The claimant testified that he knew that a sympathectomy had been proposed to him but that he did not wish to undergo that surgery. His refusal was influenced by his conversations with others who had undergone or knew persons who had undergone a sympathectomy and had told him that the operation was painful and not beneficial. He also stated that he believed that his age (52) was against him and that he might be worse off after the operation than before.

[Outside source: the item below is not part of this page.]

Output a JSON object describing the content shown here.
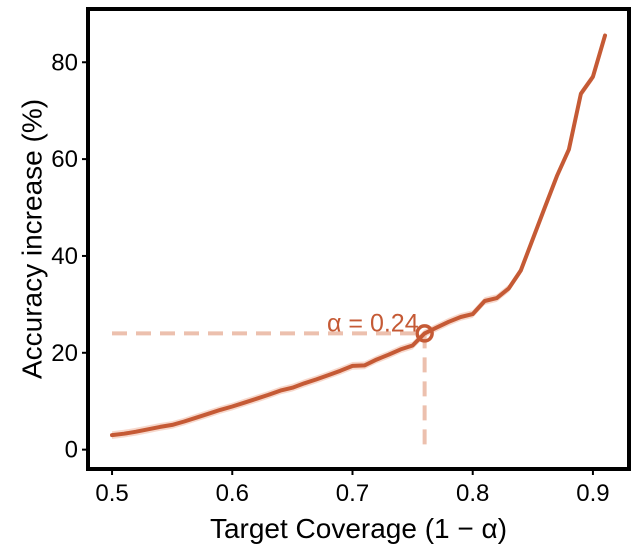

The Commissioner concluded that the risks involved in a nerve block were negli *548 gible and that if the block proved to be successful, the claimant should then be evaluated to determine whether his physical condition would permit the surgery. The Commissioner found unreasonable the claimant’s refusal to proceed with the nerve block and suspended proceedings on his petition to determine impairment until the nerve block procedure was performed and its results evaluated.

The Commissioner’s Decree

Claimant argues that the Commissioner’s decree was legally and factually in error. We do not doubt that under 39 M.R.S.A. § 65 1 a claimant’s unreasonable refusal to submit to surgery or any reasonable examination attendant thereto is an affirmative defense to the employer’s obligation to continue to provide compensation benefits and that the employer has the burden of proof on this issue. See Stratakos v. Wright, Pierce, Barnes & Wyman, Me., 272 A.2d 363 (1971). Pursuant to 39 M.R.S.A. § 65, the Commissioner found that the claimant had symptoms of Raynaud’s phenomenon with vascular spasms secondary to injury, the recommended treatment for which is a sympathectomy, the success of which can be partially determined by the performance of a nerve block. The Commissioner also found that the risks attending a nerve block are negligible. We believe that these findings of fact are supported by the evidence and are therefore final. The sole question on this matter is whether the employer has sustained its burden of proving that the claimant’s refusal to submit to the nerve block procedure is unreasonable. We do not believe that it has.

The question of what constitutes an unreasonable refusal to submit to medical treatment under 39 M.R.S.A. § 65 has never been decided by this Court. In the one case where the issue did arise (Beaulieu’s Case, 124 Me. 83, 126 A.